The army said in a statement that one of the soldiers was severely injured in the face. The two civilians wounded were passers-by, the statement added.

Security forces and UNIFIL troops cordoned off the area as hundreds of onlookers gathered nearby.

Lebanese Prime Minister Najib Mikati immediately denounced the attack while expressing solidarity with UNIFIL.

"Such attacks don't only target UNIFIL but also Lebanon's stability and security," Mikati said in a statement.

French Foreign Minister Alain Juppe also condemned the attack, saying France would not be intimidated by such "vile acts".

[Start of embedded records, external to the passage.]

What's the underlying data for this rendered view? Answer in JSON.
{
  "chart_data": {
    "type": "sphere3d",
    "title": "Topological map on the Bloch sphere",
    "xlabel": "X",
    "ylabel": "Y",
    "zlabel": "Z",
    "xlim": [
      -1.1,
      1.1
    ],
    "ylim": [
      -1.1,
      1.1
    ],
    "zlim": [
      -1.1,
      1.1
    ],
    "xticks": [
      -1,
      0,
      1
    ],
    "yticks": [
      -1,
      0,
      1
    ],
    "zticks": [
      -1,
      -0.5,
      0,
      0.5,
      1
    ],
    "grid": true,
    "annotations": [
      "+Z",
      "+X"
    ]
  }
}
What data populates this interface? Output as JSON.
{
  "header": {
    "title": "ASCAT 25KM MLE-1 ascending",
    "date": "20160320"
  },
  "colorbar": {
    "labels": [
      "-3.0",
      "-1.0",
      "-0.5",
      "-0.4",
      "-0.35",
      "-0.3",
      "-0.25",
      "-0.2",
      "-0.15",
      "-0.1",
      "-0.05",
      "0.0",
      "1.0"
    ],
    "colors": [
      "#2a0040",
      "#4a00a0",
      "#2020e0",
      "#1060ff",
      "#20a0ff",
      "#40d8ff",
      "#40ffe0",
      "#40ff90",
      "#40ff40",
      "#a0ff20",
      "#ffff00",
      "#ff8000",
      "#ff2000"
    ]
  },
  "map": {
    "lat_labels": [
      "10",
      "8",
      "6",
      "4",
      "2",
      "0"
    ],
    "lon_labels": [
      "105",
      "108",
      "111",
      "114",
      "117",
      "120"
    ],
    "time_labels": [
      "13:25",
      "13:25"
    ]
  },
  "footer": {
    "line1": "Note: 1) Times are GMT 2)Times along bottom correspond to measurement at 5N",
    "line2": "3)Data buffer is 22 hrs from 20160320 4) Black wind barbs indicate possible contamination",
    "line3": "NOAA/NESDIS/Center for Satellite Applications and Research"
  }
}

"I condemn in the strongest terms the cowardly attack that was carried out against UNIFIL this morning, wounding five French peacekeepers and a civilian," Juppe added in a statement.

France is "determined to continue its involvement with UNIFIL (and) will not be intimidated by such vile acts," Juppe said.

UNIFIL patrols have been the target of a string of unclaimed roadside bomb attacks in recent years, including two in 2011.

In July, six French UNIFIL troops were wounded, one of them seriously, in a similar attack as Friday's in the southern coastal town of Sidon.

And in May, six Italian peacekeepers were wounded in Sidon, also in a roadside bombing.

In the worst attack, three Spanish and three Colombian peacekeepers were killed in June 2007 when a booby-trapped car exploded as their patrol vehicle drove by.

Friday's blast took place amid heightened tension over the bloody uprising in neighbouring Syria, with politicians and diplomats warning the unrest could spill over into Lebanon, whose government is dominated by the pro-Syrian militant group Hezbollah.

There have been constant fears that the UNIFIL force stationed in the south of the country would be an easy target should the unrest reach Lebanon.

MP Marwan Hamadeh, a member of the Western-backed opposition in Lebanon, blamed Damascus for Friday's attack, saying it was orchestrated with the help of its ally Hezbollah.

"It is clear that Syria was behind what happened today and the messenger was Hezbollah," he told AFP. "Nothing happens in that region without Hezbollah's approval."

He added the fact that the blast took place near a Palestinian refugee camp was only aimed at sowing confusion.

"The Syrians have accused France of being at the forefront of what they believe is a foreign plot to destabilise their country and everyone felt that something was bound to happen," Hamadeh said.

A Hezbollah official contacted by AFP had no immediate comment.

Spain currently commands the 12,100-strong UNIFIL force, which was founded in 1978 and expanded after a devastating 2006 war between Israel and Hezbollah.

France forms one of the largest contingents with 1,300 soldiers.